One of the weirder – and indeed more comic – rituals of Asian martial arts cinema could be seen back then: to wit, the attack on a single mind-boggling martial arts virtuoso by a bunch of bad guys who seemed to line up single file to await their turn to get the stuffing smashed out of them as if awaiting their turn in the teller line at the bank.

The comic, show business unreality of it is, as always, patently ridiculous choreographic stylization in a movie genre that otherwise takes great pains to realistically portray bloodshed and the sounds of bones crunching – all of which is withstood by the martial arts masters to an impossible degree.

There’s a lot of that in “The Raid 2” by Gareth Evans, the Welsh director who discovered the various Indonesian forms of martial arts and brought them to the world in action extravaganzas as relentless as any. But then in Evans’ sequel to his original “The Raid: Redemption” there’s a lot of almost everything. It’s two and a half hours long for pity’s sake.

When the original “The Raid” opened, we had just seen the Farrelly Brothers “The Three Stooges” movie and it occurred to me that in a diametrically opposite way, the constant violence and assault on the human body of Evans’ blood-choked Indonesian martial arts exhibition was as unreal as all the slamming and eye-poking in a Three Stooges movie. The huge difference, though, is in both affect and effect. All the mayhem is supposed to be truly injurious in martial arts and we in the audience are nevertheless supposed to celebrate the continual bone-crushing, blood-gushing orgy of it. All 148 minutes of it in this case.

It is part of the legend of Evans’ “Raid” movies that the Welsh director found his star Iko Uwals carrying mail in Indonesia.
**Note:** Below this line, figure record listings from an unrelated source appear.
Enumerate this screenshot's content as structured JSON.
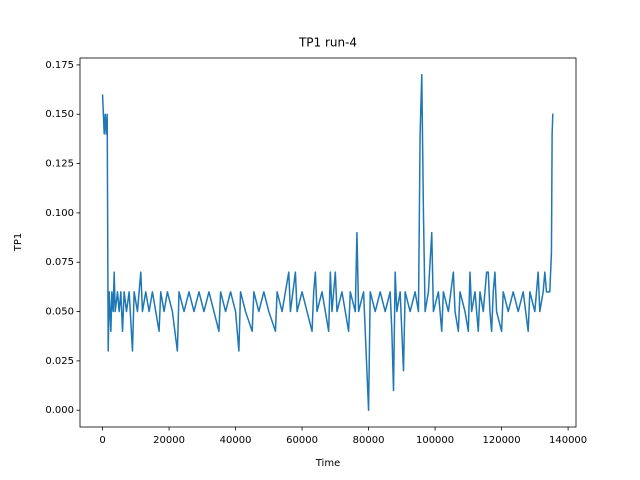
{
  "chart_data": {
    "type": "line",
    "title": "TP1 run-4",
    "x_label": "Time",
    "y_label": "TP1",
    "xlim": [
      -6780,
      142380
    ],
    "ylim": [
      -0.0085,
      0.1785
    ],
    "xticks": [
      0,
      20000,
      40000,
      60000,
      80000,
      100000,
      120000,
      140000
    ],
    "yticks": [
      {
        "value": 0,
        "label": "0.000"
      },
      0.025,
      {
        "value": 0.05,
        "label": "0.050"
      },
      0.075,
      {
        "value": 0.1,
        "label": "0.100"
      },
      0.125,
      {
        "value": 0.15,
        "label": "0.150"
      },
      0.175
    ],
    "x": [
      0,
      500,
      800,
      1100,
      1400,
      1700,
      2000,
      2500,
      2800,
      3200,
      3500,
      3800,
      4500,
      5000,
      5500,
      6000,
      6500,
      7200,
      8000,
      9000,
      9500,
      10500,
      11500,
      12000,
      13000,
      14000,
      15000,
      16000,
      17000,
      17500,
      18500,
      19500,
      21000,
      22500,
      23000,
      24500,
      26000,
      27500,
      29000,
      30500,
      32000,
      33500,
      35000,
      35500,
      37000,
      38500,
      40000,
      41000,
      41500,
      43000,
      45000,
      45500,
      47000,
      48500,
      50000,
      52000,
      52500,
      54000,
      56000,
      56500,
      58000,
      58500,
      60000,
      61500,
      63000,
      63500,
      64000,
      64500,
      66000,
      68000,
      68500,
      69000,
      70000,
      70500,
      72000,
      74000,
      74500,
      76000,
      76500,
      77000,
      78500,
      80000,
      80500,
      82000,
      83500,
      85000,
      86500,
      87000,
      87500,
      88000,
      88500,
      89500,
      90000,
      90500,
      91000,
      92500,
      94000,
      95000,
      95500,
      96000,
      96500,
      97000,
      98000,
      99000,
      99500,
      101000,
      102000,
      102500,
      104000,
      105500,
      106000,
      107000,
      107500,
      109000,
      110000,
      110500,
      111000,
      112000,
      113000,
      113500,
      114500,
      115500,
      116000,
      116500,
      117000,
      117500,
      118000,
      118500,
      120000,
      120500,
      122000,
      123500,
      125000,
      126500,
      128000,
      128500,
      130000,
      131000,
      131500,
      132500,
      133000,
      133500,
      134500,
      135000,
      135200,
      135400,
      135600
    ],
    "series": [
      {
        "color": "#1f77b4",
        "values": [
          0.16,
          0.14,
          0.15,
          0.14,
          0.15,
          0.03,
          0.06,
          0.04,
          0.06,
          0.05,
          0.07,
          0.05,
          0.06,
          0.05,
          0.06,
          0.04,
          0.06,
          0.05,
          0.06,
          0.03,
          0.06,
          0.05,
          0.07,
          0.05,
          0.06,
          0.05,
          0.06,
          0.05,
          0.04,
          0.06,
          0.05,
          0.06,
          0.05,
          0.03,
          0.06,
          0.05,
          0.06,
          0.05,
          0.06,
          0.05,
          0.06,
          0.05,
          0.04,
          0.06,
          0.05,
          0.06,
          0.05,
          0.03,
          0.06,
          0.05,
          0.04,
          0.06,
          0.05,
          0.06,
          0.05,
          0.04,
          0.06,
          0.05,
          0.07,
          0.05,
          0.07,
          0.05,
          0.06,
          0.05,
          0.04,
          0.06,
          0.07,
          0.05,
          0.06,
          0.04,
          0.07,
          0.05,
          0.07,
          0.05,
          0.06,
          0.04,
          0.06,
          0.05,
          0.09,
          0.05,
          0.06,
          0,
          0.06,
          0.05,
          0.06,
          0.05,
          0.06,
          0.04,
          0.01,
          0.07,
          0.05,
          0.06,
          0.04,
          0.02,
          0.06,
          0.05,
          0.06,
          0.05,
          0.14,
          0.17,
          0.1,
          0.05,
          0.06,
          0.09,
          0.05,
          0.06,
          0.04,
          0.06,
          0.05,
          0.07,
          0.05,
          0.04,
          0.06,
          0.05,
          0.04,
          0.07,
          0.05,
          0.06,
          0.04,
          0.06,
          0.05,
          0.07,
          0.07,
          0.05,
          0.04,
          0.06,
          0.07,
          0.05,
          0.04,
          0.06,
          0.05,
          0.06,
          0.05,
          0.06,
          0.04,
          0.06,
          0.05,
          0.07,
          0.05,
          0.06,
          0.07,
          0.06,
          0.06,
          0.08,
          0.14,
          0.15,
          0.15
        ]
      }
    ]
  }
}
I wouldn’t have dreamed of telling you that if there aren’t scenes of truly astounding fight choreography all the way through “The Raid 2.” But you’re not watching dance. You’re watching the supposed destruction and the defilement of human bodies with all the techniques of Indonesian martial arts, in this case including by a beautiful young woman in shades (Julie Estelles) who wields two claw hammers and another guy who, with deliberate comic effect, wields a metal bat and a baseball. (He asks his victims for the ball back so he can hit a better and more head-squishing shot at their noggins. It’s probably the only truly comic moment of “The Raid 2.”)

In the original “The Raid,” our hero, the cop Rama (Uwals) was fighting his way out of an armed urban fortress filled with the craziest thugs in the city. This time, he’s gone undercover after two years in the joint to insert himself into an all-out gang war instigated by the betrayal of a philosophical Jakarta mob boss by his stupid, crazy, greedy, paranoid and ambitious son.
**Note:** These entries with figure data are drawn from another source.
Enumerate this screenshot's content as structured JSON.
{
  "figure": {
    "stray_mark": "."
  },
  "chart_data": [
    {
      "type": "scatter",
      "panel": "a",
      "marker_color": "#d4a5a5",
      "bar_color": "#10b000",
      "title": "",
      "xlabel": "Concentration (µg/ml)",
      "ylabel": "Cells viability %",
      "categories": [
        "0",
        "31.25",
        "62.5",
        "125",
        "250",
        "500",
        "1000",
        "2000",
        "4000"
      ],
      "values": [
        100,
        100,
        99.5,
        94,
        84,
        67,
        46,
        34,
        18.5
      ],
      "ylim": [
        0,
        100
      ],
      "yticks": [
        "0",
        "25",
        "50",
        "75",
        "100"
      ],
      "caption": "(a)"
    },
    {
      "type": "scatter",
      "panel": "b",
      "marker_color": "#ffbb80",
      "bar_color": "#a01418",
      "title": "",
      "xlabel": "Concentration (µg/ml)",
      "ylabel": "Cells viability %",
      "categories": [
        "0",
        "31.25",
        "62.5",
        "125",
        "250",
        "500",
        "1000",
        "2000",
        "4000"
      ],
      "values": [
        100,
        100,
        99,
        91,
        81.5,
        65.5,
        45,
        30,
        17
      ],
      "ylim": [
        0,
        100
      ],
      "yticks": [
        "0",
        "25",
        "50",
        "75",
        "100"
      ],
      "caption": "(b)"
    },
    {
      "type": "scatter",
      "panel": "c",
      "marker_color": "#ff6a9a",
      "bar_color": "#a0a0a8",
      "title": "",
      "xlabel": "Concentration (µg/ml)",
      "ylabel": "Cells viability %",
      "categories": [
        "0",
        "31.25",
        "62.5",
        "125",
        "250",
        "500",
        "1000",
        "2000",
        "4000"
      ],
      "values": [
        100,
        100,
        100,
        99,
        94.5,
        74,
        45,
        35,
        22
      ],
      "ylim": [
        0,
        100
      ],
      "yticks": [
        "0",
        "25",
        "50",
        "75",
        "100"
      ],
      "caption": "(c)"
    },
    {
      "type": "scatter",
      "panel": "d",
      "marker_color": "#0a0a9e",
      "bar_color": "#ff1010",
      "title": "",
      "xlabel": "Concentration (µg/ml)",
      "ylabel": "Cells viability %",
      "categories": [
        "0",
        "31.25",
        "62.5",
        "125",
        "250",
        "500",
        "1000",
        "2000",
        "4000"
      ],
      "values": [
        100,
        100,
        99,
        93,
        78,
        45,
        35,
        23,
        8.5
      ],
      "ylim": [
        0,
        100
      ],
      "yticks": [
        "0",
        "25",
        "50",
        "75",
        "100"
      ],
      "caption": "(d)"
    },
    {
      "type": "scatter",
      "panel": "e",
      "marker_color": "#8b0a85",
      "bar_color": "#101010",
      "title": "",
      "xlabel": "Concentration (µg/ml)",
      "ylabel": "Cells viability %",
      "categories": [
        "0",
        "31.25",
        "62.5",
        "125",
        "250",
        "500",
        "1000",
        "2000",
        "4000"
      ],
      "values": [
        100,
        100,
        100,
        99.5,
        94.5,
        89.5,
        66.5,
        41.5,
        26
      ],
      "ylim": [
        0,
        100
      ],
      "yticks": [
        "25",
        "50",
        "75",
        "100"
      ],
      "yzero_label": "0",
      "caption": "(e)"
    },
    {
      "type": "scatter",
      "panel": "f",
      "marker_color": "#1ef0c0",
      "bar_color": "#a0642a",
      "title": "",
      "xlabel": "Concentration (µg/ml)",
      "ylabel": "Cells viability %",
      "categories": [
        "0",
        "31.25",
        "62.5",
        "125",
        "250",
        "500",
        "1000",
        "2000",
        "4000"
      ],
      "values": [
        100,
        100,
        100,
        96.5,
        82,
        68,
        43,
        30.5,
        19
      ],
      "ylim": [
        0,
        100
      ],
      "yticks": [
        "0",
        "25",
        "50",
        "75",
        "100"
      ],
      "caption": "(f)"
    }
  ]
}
The plot then is a decent, sometimes even stately, set of B-movie variations on “Godfather” themes. Imagine if Don Corleone’s impetuous son Sonny were as vilely disloyal to the family as Fredo.
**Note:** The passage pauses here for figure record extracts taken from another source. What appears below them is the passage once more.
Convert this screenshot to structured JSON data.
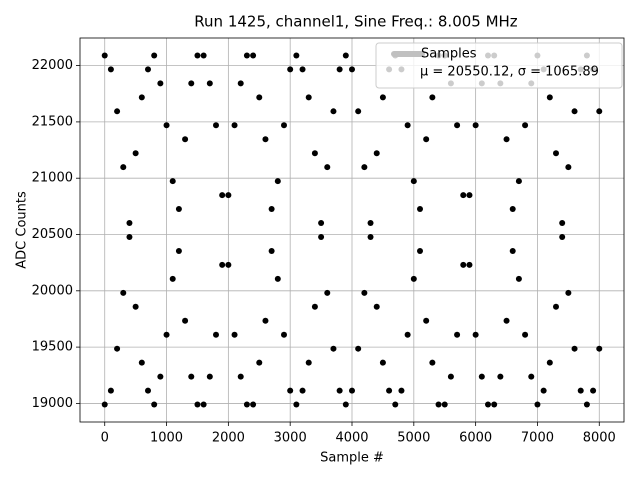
{
  "chart_data": {
    "type": "scatter",
    "title": "Run 1425, channel1, Sine Freq.: 8.005 MHz",
    "xlabel": "Sample #",
    "ylabel": "ADC Counts",
    "annotation": "μ = 20550.12, σ = 1065.89",
    "series": [
      {
        "name": "Samples",
        "color": "#000000",
        "legend_color": "#c0c0c0",
        "x": [
          0,
          100,
          200,
          300,
          400,
          500,
          600,
          700,
          800,
          900,
          1000,
          1100,
          1200,
          1300,
          1400,
          1500,
          1600,
          1700,
          1800,
          1900,
          2000,
          2100,
          2200,
          2300,
          2400,
          2500,
          2600,
          2700,
          2800,
          2900,
          3000,
          3100,
          3200,
          3300,
          3400,
          3500,
          3600,
          3700,
          3800,
          3900,
          4000,
          4100,
          4200,
          4300,
          4400,
          4500,
          4600,
          4700,
          4800,
          4900,
          5000,
          5100,
          5200,
          5300,
          5400,
          5500,
          5600,
          5700,
          5800,
          5900,
          6000,
          6100,
          6200,
          6300,
          6400,
          6500,
          6600,
          6700,
          6800,
          6900,
          7000,
          7100,
          7200,
          7300,
          7400,
          7500,
          7600,
          7700,
          7800,
          7900,
          8000,
          0,
          100,
          200,
          300,
          400,
          500,
          600,
          700,
          800,
          900,
          1000,
          1100,
          1200,
          1300,
          1400,
          1500,
          1600,
          1700,
          1800,
          1900,
          2000,
          2100,
          2200,
          2300,
          2400,
          2500,
          2600,
          2700,
          2800,
          2900,
          3000,
          3100,
          3200,
          3300,
          3400,
          3500,
          3600,
          3700,
          3800,
          3900,
          4000,
          4100,
          4200,
          4300,
          4400,
          4500,
          4600,
          4700,
          4800,
          4900,
          5000,
          5100,
          5200,
          5300,
          5400,
          5500,
          5600,
          5700,
          5800,
          5900,
          6000,
          6100,
          6200,
          6300,
          6400,
          6500,
          6600,
          6700,
          6800,
          6900,
          7000,
          7100,
          7200,
          7300,
          7400,
          7500,
          7600,
          7700,
          7800,
          7900,
          8000
        ],
        "values": [
          22090,
          21966,
          21594,
          21098,
          20478,
          19858,
          19362,
          19114,
          18990,
          19238,
          19610,
          20106,
          20726,
          21346,
          21842,
          22090,
          22090,
          21842,
          21470,
          20850,
          20230,
          19610,
          19238,
          18990,
          18990,
          19362,
          19734,
          20354,
          20974,
          21470,
          21966,
          22090,
          21966,
          21718,
          21222,
          20602,
          19982,
          19486,
          19114,
          18990,
          19114,
          19486,
          19982,
          20602,
          21222,
          21718,
          21966,
          22090,
          21966,
          21470,
          20974,
          20354,
          19734,
          19362,
          18990,
          18990,
          19238,
          19610,
          20230,
          20850,
          21470,
          21842,
          22090,
          22090,
          21842,
          21346,
          20726,
          20106,
          19610,
          19238,
          18990,
          19114,
          19362,
          19858,
          20478,
          21098,
          21594,
          21966,
          22090,
          21966,
          21594,
          18990,
          19114,
          19486,
          19982,
          20602,
          21222,
          21718,
          21966,
          22090,
          21842,
          21470,
          20974,
          20354,
          19734,
          19238,
          18990,
          18990,
          19238,
          19610,
          20230,
          20850,
          21470,
          21842,
          22090,
          22090,
          21718,
          21346,
          20726,
          20106,
          19610,
          19114,
          18990,
          19114,
          19362,
          19858,
          20478,
          21098,
          21594,
          21966,
          22090,
          21966,
          21594,
          21098,
          20478,
          19858,
          19362,
          19114,
          18990,
          19114,
          19610,
          20106,
          20726,
          21346,
          21718,
          22090,
          22090,
          21842,
          21470,
          20850,
          20230,
          19610,
          19238,
          18990,
          18990,
          19238,
          19734,
          20354,
          20974,
          21470,
          21842,
          22090,
          21966,
          21718,
          21222,
          20602,
          19982,
          19486,
          19114,
          18990,
          19114,
          19486
        ]
      }
    ],
    "xlim": [
      -400,
      8400
    ],
    "xticks": [
      0,
      1000,
      2000,
      3000,
      4000,
      5000,
      6000,
      7000,
      8000
    ],
    "ylim": [
      18835,
      22245
    ],
    "yticks": [
      19000,
      19500,
      20000,
      20500,
      21000,
      21500,
      22000
    ],
    "grid": true,
    "legend": "upper right"
  }
}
That’s just the skeleton on which to hang the nonstop action, much of it in the most ridiculously stylized martial arts mode, e.g. bank teller lines of marauders taking their turns at getting crushed heads and slit innards and colliding into cement walls with sickening thuds.

I thought the original “Raid” may have been the most violent film I’d ever seen. And to the degree that could be quantifiably disputed, the whole question seemed to me a distinction without a difference. In its epic length “The Raid 2” that’s still true.

After “The Raid,” you needn’t have been a genius to know a sequel was coming. I dreaded it. I’ve now seen it and I was right to dread it.

The action and choreography are indeed amazing. But an infantile celebration of brutality is the movie’s only point. We’re watching cartoons that pride themselves on giving you real blood and gorily split craniums.

Does anyone mind if I ask why? If you can sit through it, the movie also seems to want to know just why at the end.